Dec. 16, 1998 – In a series on unsolved race murders, New York Newsday reporter Stephanie Saul interviewed Thomas Moore about his brother's murder. "I'm looking for justice, not revenge," he told Saul. She also interviewed Charles Marcus Edwards, who denied involvement: "The things I was accused of at the time wasn't true."
Nov. 29, 1999 – Connie Chung's "20-20" report on Klan murders in the Natchez area aired on ABC, reviving interest in the Dee-Moore case, as well as that of Ben Chester White and Ernest Avants and raising the specter of federal prosecution due to crimes committed on federal land.
Jan. 13, 2000 – The Associated Press reported that District Attorney Ronnie Harper had asked the feds to investigate the Dee-Moore case.
Jan. 23, 2000 – The Clarion-Ledger's Jerry Mitchell interviewed Thomas Moore in a piece about the murders, also reporting that of the two main suspects—Charles Marcus Edwards and James Ford Seale—that "only Edwards is still alive."
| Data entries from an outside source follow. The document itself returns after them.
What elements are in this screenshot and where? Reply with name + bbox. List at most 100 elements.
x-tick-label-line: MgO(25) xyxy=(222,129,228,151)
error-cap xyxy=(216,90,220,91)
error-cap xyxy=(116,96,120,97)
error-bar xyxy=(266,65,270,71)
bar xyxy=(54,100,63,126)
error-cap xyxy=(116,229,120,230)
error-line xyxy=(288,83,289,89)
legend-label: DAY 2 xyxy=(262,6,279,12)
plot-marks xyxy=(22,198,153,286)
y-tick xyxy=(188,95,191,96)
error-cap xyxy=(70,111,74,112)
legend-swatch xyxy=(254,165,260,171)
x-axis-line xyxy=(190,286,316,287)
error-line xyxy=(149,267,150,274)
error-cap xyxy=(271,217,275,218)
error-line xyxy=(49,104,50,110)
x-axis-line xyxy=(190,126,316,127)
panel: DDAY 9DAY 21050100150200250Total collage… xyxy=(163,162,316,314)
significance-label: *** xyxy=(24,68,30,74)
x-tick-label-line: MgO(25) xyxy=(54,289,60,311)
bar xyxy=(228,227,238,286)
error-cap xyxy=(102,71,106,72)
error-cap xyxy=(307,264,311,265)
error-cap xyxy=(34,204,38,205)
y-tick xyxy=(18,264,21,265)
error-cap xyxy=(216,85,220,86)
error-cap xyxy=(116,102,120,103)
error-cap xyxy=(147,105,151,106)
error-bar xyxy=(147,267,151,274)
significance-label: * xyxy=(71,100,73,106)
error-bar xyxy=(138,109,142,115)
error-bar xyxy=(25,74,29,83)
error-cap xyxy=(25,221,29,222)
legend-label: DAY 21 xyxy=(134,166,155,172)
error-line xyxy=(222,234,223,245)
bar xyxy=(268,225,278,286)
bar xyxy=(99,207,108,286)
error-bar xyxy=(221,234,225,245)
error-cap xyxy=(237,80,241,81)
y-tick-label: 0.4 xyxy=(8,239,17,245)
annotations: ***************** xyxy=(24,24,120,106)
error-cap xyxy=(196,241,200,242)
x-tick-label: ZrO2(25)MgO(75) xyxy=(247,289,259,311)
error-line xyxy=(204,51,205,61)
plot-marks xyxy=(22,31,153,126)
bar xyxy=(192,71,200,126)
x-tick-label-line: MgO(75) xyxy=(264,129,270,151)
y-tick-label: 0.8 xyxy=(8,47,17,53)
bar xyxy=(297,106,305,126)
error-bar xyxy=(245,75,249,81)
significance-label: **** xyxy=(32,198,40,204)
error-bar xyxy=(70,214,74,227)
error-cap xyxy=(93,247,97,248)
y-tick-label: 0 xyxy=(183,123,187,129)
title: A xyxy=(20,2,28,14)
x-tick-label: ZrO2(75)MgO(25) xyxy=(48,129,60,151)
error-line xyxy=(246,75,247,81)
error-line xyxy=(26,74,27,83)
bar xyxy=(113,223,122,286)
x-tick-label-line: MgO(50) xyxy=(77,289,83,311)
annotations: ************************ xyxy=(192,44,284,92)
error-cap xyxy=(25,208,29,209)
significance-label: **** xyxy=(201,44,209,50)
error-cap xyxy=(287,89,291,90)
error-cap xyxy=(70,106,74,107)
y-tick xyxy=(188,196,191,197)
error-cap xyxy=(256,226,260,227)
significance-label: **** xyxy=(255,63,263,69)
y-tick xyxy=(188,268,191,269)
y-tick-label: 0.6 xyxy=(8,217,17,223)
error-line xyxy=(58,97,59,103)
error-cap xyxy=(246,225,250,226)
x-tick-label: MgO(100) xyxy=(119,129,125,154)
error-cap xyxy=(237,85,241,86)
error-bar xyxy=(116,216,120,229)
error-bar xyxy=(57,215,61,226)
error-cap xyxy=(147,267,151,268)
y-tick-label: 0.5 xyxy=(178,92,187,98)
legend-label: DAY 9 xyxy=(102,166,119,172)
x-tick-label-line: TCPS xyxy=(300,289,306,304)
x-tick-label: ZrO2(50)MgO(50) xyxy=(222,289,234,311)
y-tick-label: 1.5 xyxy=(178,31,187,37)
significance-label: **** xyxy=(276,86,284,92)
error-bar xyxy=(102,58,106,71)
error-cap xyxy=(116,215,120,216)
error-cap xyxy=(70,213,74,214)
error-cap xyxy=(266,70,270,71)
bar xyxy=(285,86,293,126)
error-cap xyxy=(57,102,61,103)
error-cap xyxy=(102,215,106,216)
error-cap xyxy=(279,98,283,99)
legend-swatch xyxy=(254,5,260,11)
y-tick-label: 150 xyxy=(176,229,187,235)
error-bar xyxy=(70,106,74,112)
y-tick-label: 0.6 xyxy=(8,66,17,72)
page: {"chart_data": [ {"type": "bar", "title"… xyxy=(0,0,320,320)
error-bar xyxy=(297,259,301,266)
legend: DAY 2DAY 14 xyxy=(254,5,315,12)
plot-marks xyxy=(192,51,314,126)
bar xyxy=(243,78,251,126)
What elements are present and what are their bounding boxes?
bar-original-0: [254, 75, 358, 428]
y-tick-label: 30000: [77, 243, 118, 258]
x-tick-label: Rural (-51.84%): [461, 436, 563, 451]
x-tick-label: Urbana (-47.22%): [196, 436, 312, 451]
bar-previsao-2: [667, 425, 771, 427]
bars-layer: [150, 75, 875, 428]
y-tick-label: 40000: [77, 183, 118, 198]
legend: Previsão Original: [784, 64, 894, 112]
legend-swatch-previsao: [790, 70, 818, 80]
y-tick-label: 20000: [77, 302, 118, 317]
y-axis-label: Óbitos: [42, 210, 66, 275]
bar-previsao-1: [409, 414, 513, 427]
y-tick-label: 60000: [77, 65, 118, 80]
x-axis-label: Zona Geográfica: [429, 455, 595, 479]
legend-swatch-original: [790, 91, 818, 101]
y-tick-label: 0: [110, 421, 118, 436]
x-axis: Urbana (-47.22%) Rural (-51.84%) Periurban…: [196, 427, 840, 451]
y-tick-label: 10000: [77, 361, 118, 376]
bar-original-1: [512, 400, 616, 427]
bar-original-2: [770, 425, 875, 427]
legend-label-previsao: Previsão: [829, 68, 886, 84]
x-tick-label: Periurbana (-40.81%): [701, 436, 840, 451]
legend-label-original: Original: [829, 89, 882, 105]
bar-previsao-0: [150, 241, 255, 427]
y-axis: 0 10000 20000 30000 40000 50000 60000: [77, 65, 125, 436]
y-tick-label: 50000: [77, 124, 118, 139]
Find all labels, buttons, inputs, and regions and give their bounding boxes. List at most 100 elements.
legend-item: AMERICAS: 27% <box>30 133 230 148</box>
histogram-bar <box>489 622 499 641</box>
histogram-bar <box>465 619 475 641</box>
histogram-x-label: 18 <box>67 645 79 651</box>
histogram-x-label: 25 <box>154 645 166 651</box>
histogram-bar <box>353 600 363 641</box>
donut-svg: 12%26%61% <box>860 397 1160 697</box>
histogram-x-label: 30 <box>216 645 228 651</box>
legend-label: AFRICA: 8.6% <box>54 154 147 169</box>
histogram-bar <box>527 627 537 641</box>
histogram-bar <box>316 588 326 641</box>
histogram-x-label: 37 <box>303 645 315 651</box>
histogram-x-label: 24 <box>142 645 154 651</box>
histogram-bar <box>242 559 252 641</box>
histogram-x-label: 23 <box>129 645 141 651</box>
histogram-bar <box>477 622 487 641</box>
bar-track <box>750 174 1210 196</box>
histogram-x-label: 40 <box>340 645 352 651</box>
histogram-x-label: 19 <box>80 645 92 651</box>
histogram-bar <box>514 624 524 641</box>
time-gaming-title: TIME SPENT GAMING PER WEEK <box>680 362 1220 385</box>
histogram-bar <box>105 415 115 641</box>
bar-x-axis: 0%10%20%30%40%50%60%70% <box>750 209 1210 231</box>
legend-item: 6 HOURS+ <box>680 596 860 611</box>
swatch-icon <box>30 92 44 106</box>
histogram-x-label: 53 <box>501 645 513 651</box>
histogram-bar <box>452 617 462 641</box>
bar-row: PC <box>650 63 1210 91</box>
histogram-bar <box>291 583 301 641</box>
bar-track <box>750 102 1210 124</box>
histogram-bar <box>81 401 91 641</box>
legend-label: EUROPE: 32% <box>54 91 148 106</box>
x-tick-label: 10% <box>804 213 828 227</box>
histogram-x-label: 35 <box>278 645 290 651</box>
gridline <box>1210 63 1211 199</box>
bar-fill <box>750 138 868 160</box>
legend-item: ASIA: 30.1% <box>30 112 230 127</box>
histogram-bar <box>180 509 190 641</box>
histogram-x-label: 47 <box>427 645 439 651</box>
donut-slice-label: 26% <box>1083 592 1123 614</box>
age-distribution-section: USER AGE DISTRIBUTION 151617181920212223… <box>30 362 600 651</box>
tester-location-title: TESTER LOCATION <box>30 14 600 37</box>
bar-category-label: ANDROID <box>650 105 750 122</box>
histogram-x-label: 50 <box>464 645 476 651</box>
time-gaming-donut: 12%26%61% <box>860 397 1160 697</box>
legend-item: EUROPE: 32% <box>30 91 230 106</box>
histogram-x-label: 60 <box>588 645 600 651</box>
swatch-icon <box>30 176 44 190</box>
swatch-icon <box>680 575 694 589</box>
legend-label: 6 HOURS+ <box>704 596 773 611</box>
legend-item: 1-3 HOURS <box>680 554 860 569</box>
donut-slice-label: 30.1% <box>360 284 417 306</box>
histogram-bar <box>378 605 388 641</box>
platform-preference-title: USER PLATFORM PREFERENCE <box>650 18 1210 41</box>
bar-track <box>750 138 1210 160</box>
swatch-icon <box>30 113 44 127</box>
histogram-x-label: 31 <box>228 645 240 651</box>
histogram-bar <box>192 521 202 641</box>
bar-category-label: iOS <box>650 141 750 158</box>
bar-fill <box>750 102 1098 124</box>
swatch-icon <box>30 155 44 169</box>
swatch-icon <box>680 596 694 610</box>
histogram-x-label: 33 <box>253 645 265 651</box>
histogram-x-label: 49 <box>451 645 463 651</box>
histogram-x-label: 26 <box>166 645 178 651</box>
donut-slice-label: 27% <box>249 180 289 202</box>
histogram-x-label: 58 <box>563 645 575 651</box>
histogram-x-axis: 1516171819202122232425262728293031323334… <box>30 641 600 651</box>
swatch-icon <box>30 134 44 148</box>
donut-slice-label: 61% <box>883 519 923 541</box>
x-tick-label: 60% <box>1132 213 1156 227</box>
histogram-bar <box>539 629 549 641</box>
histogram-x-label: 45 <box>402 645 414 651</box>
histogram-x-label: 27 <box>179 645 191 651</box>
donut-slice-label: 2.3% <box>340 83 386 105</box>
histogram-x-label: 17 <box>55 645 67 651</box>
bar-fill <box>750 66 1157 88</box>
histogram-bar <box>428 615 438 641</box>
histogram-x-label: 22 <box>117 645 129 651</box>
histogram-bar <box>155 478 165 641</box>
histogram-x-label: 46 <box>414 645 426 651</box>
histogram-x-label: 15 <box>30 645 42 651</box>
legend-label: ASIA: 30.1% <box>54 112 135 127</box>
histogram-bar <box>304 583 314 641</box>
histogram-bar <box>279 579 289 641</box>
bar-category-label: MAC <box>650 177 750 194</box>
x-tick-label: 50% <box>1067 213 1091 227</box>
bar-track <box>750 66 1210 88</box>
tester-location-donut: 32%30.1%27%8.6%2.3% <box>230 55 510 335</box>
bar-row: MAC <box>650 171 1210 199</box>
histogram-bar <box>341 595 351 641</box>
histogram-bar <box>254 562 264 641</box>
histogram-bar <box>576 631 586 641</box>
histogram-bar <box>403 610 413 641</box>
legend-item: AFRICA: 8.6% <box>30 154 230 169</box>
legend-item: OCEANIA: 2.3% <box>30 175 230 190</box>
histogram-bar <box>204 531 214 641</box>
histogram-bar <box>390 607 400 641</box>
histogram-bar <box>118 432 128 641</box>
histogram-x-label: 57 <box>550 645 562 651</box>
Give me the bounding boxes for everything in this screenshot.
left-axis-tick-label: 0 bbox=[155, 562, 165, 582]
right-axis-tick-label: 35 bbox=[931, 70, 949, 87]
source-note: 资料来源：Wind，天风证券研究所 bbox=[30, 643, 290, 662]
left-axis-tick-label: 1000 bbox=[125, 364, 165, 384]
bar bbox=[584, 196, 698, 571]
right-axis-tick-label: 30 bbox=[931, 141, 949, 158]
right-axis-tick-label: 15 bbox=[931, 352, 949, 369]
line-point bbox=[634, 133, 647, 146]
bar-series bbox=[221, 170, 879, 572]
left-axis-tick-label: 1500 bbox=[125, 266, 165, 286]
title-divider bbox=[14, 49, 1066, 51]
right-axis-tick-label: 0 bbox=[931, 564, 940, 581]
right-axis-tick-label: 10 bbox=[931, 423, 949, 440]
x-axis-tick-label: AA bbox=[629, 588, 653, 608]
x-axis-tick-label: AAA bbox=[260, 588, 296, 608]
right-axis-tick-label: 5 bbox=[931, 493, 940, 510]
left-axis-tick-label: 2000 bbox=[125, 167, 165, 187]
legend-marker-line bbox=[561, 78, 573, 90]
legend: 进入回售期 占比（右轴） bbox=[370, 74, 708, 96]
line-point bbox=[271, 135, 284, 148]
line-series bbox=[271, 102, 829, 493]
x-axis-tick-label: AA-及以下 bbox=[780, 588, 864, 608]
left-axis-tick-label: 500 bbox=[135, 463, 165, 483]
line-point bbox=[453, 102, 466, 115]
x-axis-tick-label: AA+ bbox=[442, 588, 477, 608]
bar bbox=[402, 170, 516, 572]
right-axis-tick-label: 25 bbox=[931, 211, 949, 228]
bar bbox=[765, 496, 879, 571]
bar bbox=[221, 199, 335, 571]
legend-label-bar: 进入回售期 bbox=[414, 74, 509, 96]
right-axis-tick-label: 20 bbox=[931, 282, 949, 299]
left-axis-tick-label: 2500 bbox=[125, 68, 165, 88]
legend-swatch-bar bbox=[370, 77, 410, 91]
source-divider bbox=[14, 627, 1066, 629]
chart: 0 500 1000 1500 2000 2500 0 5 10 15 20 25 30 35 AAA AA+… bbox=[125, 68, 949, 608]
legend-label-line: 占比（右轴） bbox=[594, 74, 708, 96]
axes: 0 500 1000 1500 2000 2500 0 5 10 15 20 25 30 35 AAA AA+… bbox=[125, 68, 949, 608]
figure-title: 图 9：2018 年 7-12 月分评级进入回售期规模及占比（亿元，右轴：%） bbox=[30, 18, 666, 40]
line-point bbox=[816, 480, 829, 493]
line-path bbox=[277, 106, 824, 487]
June 2005 – David Ridgen of the Canadian Broadcasting Corp. called the Jackson Free Press and discussed documenting the paper investigating the Dee-Moore case. After agreeing to help each other, Ridgen reached Thomas Moore and offered to bring him back to Mississippi to meet up with the JFP and seek justice in his brother's murder.
July 8, 2005 - Donna Ladd and Kate Medley met Ridgen and Moore in Meadville and covered Moore's visit, and investigated the case for the next two weeks. Ridgen and the Jackson Free Press learned simultaneously that Seale was still alive.
July 20, 2005 – The Jackson Free Press published a detailed narrative of Moore's visit and revealed that Seale was still alive. That story, and several follow-ups, is available on our Web site.
Jan. 24, 2007* – Thomas Moore and David Ridgen faced a media storm in Washington, D.C., as the indictments were announced. Donna Ladd and Kate Medley took CNN to the spots in Meadville and Roxie discussed in our original 2005 story.
*This date is corrected in the online version. A typo appeared in the print version this week, listing the date as Jan. 18, 2007. We apologize for the error.
- Note that the last date in this timeline has been corrected. There is a typo in the print version.